Blueberry Crumble Muffins
Makes 8 large muffins or one loaf. Recipe adapted from All Recipes.
- 1.5 cups flour
- 3/4 cup white sugar
- 1/2 t salt
- 2 t baking powder
- 1/3 cup vegetable oil
- 1 egg
- 1/3 cup milk
- 1 cup fresh blueberries
- For the topping: 1/2 cup white sugar, 1/3 cup all-purpose flour, 1/4 cup butter, 1.5 t ground cinnamon
Preheat the oven to 400 degrees. In a bowl, combine 1/5 cups flour, 3/4 cup sugar, salt, and baking powder. Make a well in the middle of the dry ingredients, then put vegetable oil, egg and milk into the well. Whisk until egg is distributed, then stir into the dry ingredients. Stir in blueberries.
The dough should be thicker than you expect — but don’t worry! That’s supposed to happen. Distribute dough into muffin tins (lined) or a greased loaf pan. Fill the muffins cups right to the top.

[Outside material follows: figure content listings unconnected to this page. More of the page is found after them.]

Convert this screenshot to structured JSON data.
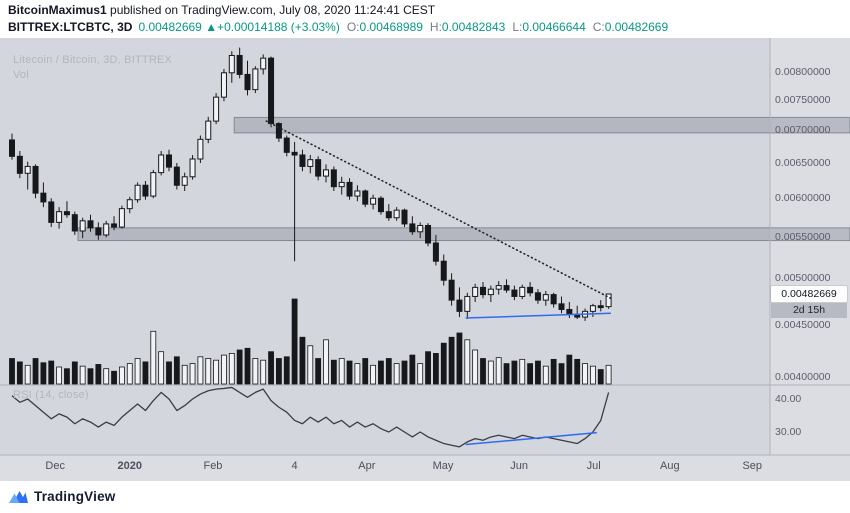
{
  "header": {
    "author": "BitcoinMaximus1",
    "published_text": " published on TradingView.com, July 08, 2020 11:24:41 CEST",
    "symbol": "BITTREX:LTCBTC, 3D",
    "last_price": "0.00482669",
    "change_text": "▲+0.00014188 (+3.03%)",
    "ohlc": {
      "o_label": "O:",
      "o": "0.00468989",
      "h_label": "H:",
      "h": "0.00482843",
      "l_label": "L:",
      "l": "0.00466644",
      "c_label": "C:",
      "c": "0.00482669"
    }
  },
  "watermark": {
    "title": "Litecoin / Bitcoin, 3D, BITTREX",
    "vol": "Vol"
  },
  "panels": {
    "rsi_label": "RSI (14, close)"
  },
  "price_scale": {
    "current_price": "0.00482669",
    "countdown": "2d 15h"
  },
  "footer": {
    "brand": "TradingView"
  },
  "colors": {
    "up": "#f2f3f6",
    "down": "#17181c",
    "wick": "#17181c",
    "accent_blue": "#2e6bf0",
    "teal": "#089981",
    "band_fill": "rgba(105,110,125,0.30)",
    "band_edge": "rgba(82,88,104,0.55)",
    "trendline": "#23252b",
    "rsi_line": "#3a3d45",
    "separator": "#aeb1bc",
    "axis_bg": "#dbdde3"
  },
  "chart_data": {
    "type": "candlestick",
    "title": "Litecoin / Bitcoin, 3D, BITTREX",
    "pair": "LTC/BTC",
    "exchange": "BITTREX",
    "interval": "3D",
    "price_scale_type": "log",
    "last_price": 0.00482669,
    "y_axis": {
      "ticks": [
        {
          "price": 0.008,
          "text": "0.00800000"
        },
        {
          "price": 0.0075,
          "text": "0.00750000"
        },
        {
          "price": 0.007,
          "text": "0.00700000"
        },
        {
          "price": 0.0065,
          "text": "0.00650000"
        },
        {
          "price": 0.006,
          "text": "0.00600000"
        },
        {
          "price": 0.0055,
          "text": "0.00550000"
        },
        {
          "price": 0.005,
          "text": "0.00500000"
        },
        {
          "price": 0.0045,
          "text": "0.00450000"
        },
        {
          "price": 0.004,
          "text": "0.00400000"
        }
      ]
    },
    "x_ticks": [
      {
        "i": 5.5,
        "label": "Dec"
      },
      {
        "i": 15.0,
        "label": "2020",
        "major": true
      },
      {
        "i": 25.6,
        "label": "Feb"
      },
      {
        "i": 36.0,
        "label": "4"
      },
      {
        "i": 45.2,
        "label": "Apr"
      },
      {
        "i": 54.9,
        "label": "May"
      },
      {
        "i": 64.6,
        "label": "Jun"
      },
      {
        "i": 74.1,
        "label": "Jul"
      },
      {
        "i": 83.8,
        "label": "Aug"
      },
      {
        "i": 94.3,
        "label": "Sep"
      }
    ],
    "candles": {
      "ohlc": [
        [
          0.00685,
          0.00695,
          0.00655,
          0.0066
        ],
        [
          0.0066,
          0.00668,
          0.00628,
          0.00635
        ],
        [
          0.00635,
          0.00652,
          0.00612,
          0.00645
        ],
        [
          0.00645,
          0.00648,
          0.006,
          0.00607
        ],
        [
          0.00607,
          0.00622,
          0.00588,
          0.00595
        ],
        [
          0.00595,
          0.006,
          0.00562,
          0.00568
        ],
        [
          0.00568,
          0.00588,
          0.0056,
          0.00582
        ],
        [
          0.00582,
          0.00596,
          0.00574,
          0.00578
        ],
        [
          0.00578,
          0.00582,
          0.00552,
          0.00557
        ],
        [
          0.00557,
          0.00574,
          0.00548,
          0.0057
        ],
        [
          0.0057,
          0.00578,
          0.00556,
          0.00561
        ],
        [
          0.00561,
          0.00568,
          0.00546,
          0.00552
        ],
        [
          0.00552,
          0.0057,
          0.00549,
          0.00566
        ],
        [
          0.00566,
          0.00576,
          0.00558,
          0.00562
        ],
        [
          0.00562,
          0.0059,
          0.0056,
          0.00586
        ],
        [
          0.00586,
          0.00602,
          0.0058,
          0.00598
        ],
        [
          0.00598,
          0.00622,
          0.00594,
          0.00618
        ],
        [
          0.00618,
          0.00624,
          0.00598,
          0.00603
        ],
        [
          0.00603,
          0.0064,
          0.006,
          0.00636
        ],
        [
          0.00636,
          0.00668,
          0.00632,
          0.00662
        ],
        [
          0.00662,
          0.0067,
          0.00638,
          0.00644
        ],
        [
          0.00644,
          0.0065,
          0.00612,
          0.00618
        ],
        [
          0.00618,
          0.00636,
          0.0061,
          0.0063
        ],
        [
          0.0063,
          0.00662,
          0.00626,
          0.00656
        ],
        [
          0.00656,
          0.00692,
          0.0065,
          0.00686
        ],
        [
          0.00686,
          0.00722,
          0.0068,
          0.00715
        ],
        [
          0.00715,
          0.00762,
          0.0071,
          0.00755
        ],
        [
          0.00755,
          0.00805,
          0.00748,
          0.00798
        ],
        [
          0.00798,
          0.00838,
          0.0078,
          0.0083
        ],
        [
          0.0083,
          0.00845,
          0.00788,
          0.00795
        ],
        [
          0.00795,
          0.0082,
          0.00758,
          0.00768
        ],
        [
          0.00768,
          0.0081,
          0.00762,
          0.00805
        ],
        [
          0.00805,
          0.00832,
          0.00795,
          0.00825
        ],
        [
          0.00825,
          0.00828,
          0.00705,
          0.00711
        ],
        [
          0.00711,
          0.00713,
          0.00682,
          0.00688
        ],
        [
          0.00688,
          0.00692,
          0.0066,
          0.00666
        ],
        [
          0.00666,
          0.00682,
          0.0052,
          0.00662
        ],
        [
          0.00662,
          0.0067,
          0.00638,
          0.00645
        ],
        [
          0.00645,
          0.00662,
          0.00635,
          0.00655
        ],
        [
          0.00655,
          0.0066,
          0.00625,
          0.00631
        ],
        [
          0.00631,
          0.00648,
          0.00622,
          0.0064
        ],
        [
          0.0064,
          0.00645,
          0.0061,
          0.00616
        ],
        [
          0.00616,
          0.0063,
          0.00605,
          0.00622
        ],
        [
          0.00622,
          0.00628,
          0.00598,
          0.00603
        ],
        [
          0.00603,
          0.00618,
          0.00596,
          0.0061
        ],
        [
          0.0061,
          0.00612,
          0.00588,
          0.00592
        ],
        [
          0.00592,
          0.00605,
          0.00585,
          0.006
        ],
        [
          0.006,
          0.00603,
          0.00578,
          0.00582
        ],
        [
          0.00582,
          0.00592,
          0.0057,
          0.00574
        ],
        [
          0.00574,
          0.00588,
          0.0057,
          0.00584
        ],
        [
          0.00584,
          0.00586,
          0.00562,
          0.00566
        ],
        [
          0.00566,
          0.00576,
          0.00552,
          0.00556
        ],
        [
          0.00556,
          0.00568,
          0.00548,
          0.00564
        ],
        [
          0.00564,
          0.00567,
          0.00538,
          0.00542
        ],
        [
          0.00542,
          0.00552,
          0.00515,
          0.0052
        ],
        [
          0.0052,
          0.00528,
          0.00492,
          0.00498
        ],
        [
          0.00498,
          0.00506,
          0.0047,
          0.00476
        ],
        [
          0.00476,
          0.0049,
          0.00458,
          0.00464
        ],
        [
          0.00464,
          0.00484,
          0.00456,
          0.0048
        ],
        [
          0.0048,
          0.00494,
          0.00474,
          0.0049
        ],
        [
          0.0049,
          0.00496,
          0.00478,
          0.00482
        ],
        [
          0.00482,
          0.00492,
          0.00474,
          0.00488
        ],
        [
          0.00488,
          0.00497,
          0.00482,
          0.00492
        ],
        [
          0.00492,
          0.00499,
          0.00484,
          0.00487
        ],
        [
          0.00487,
          0.00492,
          0.00476,
          0.0048
        ],
        [
          0.0048,
          0.00493,
          0.00477,
          0.0049
        ],
        [
          0.0049,
          0.00496,
          0.0048,
          0.00484
        ],
        [
          0.00484,
          0.00488,
          0.00472,
          0.00476
        ],
        [
          0.00476,
          0.00486,
          0.0047,
          0.00482
        ],
        [
          0.00482,
          0.00484,
          0.00468,
          0.00472
        ],
        [
          0.00472,
          0.0048,
          0.00462,
          0.00466
        ],
        [
          0.00466,
          0.00474,
          0.00457,
          0.00461
        ],
        [
          0.00461,
          0.0047,
          0.00456,
          0.00458
        ],
        [
          0.00458,
          0.00467,
          0.00454,
          0.00464
        ],
        [
          0.00464,
          0.00472,
          0.00458,
          0.0047
        ],
        [
          0.0047,
          0.00476,
          0.00464,
          0.00468
        ],
        [
          0.00468989,
          0.00482843,
          0.00466644,
          0.00482669
        ]
      ],
      "volume": [
        0.3,
        0.26,
        0.22,
        0.3,
        0.25,
        0.27,
        0.2,
        0.18,
        0.26,
        0.21,
        0.18,
        0.23,
        0.18,
        0.15,
        0.2,
        0.24,
        0.3,
        0.26,
        0.62,
        0.38,
        0.26,
        0.32,
        0.22,
        0.24,
        0.32,
        0.3,
        0.28,
        0.34,
        0.36,
        0.4,
        0.42,
        0.3,
        0.28,
        0.38,
        0.3,
        0.32,
        1.0,
        0.55,
        0.45,
        0.3,
        0.52,
        0.28,
        0.3,
        0.27,
        0.24,
        0.3,
        0.22,
        0.27,
        0.3,
        0.24,
        0.27,
        0.34,
        0.24,
        0.38,
        0.36,
        0.48,
        0.55,
        0.6,
        0.52,
        0.4,
        0.3,
        0.27,
        0.31,
        0.24,
        0.27,
        0.29,
        0.24,
        0.27,
        0.21,
        0.29,
        0.24,
        0.34,
        0.29,
        0.24,
        0.21,
        0.17,
        0.22
      ]
    },
    "rsi": {
      "values": [
        41,
        39,
        40,
        38,
        36,
        34,
        35.5,
        34.5,
        32.5,
        34,
        33,
        31.5,
        33,
        32,
        34.5,
        36.5,
        38.5,
        36.5,
        39.5,
        42,
        40,
        36.5,
        38,
        40,
        41.5,
        42.5,
        43,
        43.2,
        43.5,
        42,
        40.5,
        42,
        43,
        39.5,
        37.5,
        36,
        33.5,
        32.5,
        34.5,
        33,
        34.5,
        32.5,
        33.5,
        31.5,
        33,
        31.5,
        32.5,
        31,
        30,
        31.5,
        30,
        28.5,
        30,
        28.5,
        27.5,
        26.5,
        26,
        25.5,
        27,
        28,
        27.5,
        28.5,
        29,
        28.5,
        28,
        29,
        28.5,
        28,
        28.5,
        28,
        27.5,
        27,
        26.5,
        28,
        30,
        33.5,
        42
      ],
      "axis_ticks": [
        {
          "value": 40,
          "text": "40.00"
        },
        {
          "value": 30,
          "text": "30.00"
        }
      ]
    },
    "overlays": {
      "resistance_zones": [
        {
          "from_index": 28.3,
          "price_top": 0.00721,
          "price_bottom": 0.00696
        },
        {
          "from_index": 8.4,
          "price_top": 0.00561,
          "price_bottom": 0.00545
        }
      ],
      "descending_trendline": {
        "style": "dotted",
        "points": [
          [
            32.4,
            0.00715
          ],
          [
            76.5,
            0.00477
          ]
        ]
      },
      "support_line": {
        "style": "solid",
        "points": [
          [
            57.8,
            0.00457
          ],
          [
            76.3,
            0.00462
          ]
        ]
      },
      "rsi_support_line": {
        "style": "solid",
        "points": [
          [
            57.8,
            26.2
          ],
          [
            74.5,
            29.8
          ]
        ]
      }
    }
  }
}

In a second bowl, combine 1/2 cup sugar, 1/3 cup flour, 1/4 cup butter (cut into cubes) and 1/5 t cinnamon. Mix with a fork or your fingers, breaking the butter up into smaller chunks. Pour topping over the muffins or loaf — and again, don’t worry if the mixture seems too crumbly. As it cooks, the butter with caramelize the sugar, creating a crispy, sugary shell.
Bake muffins for 20-25 minutes, or loaf for 45-50 minutes. Let cool and enjoy!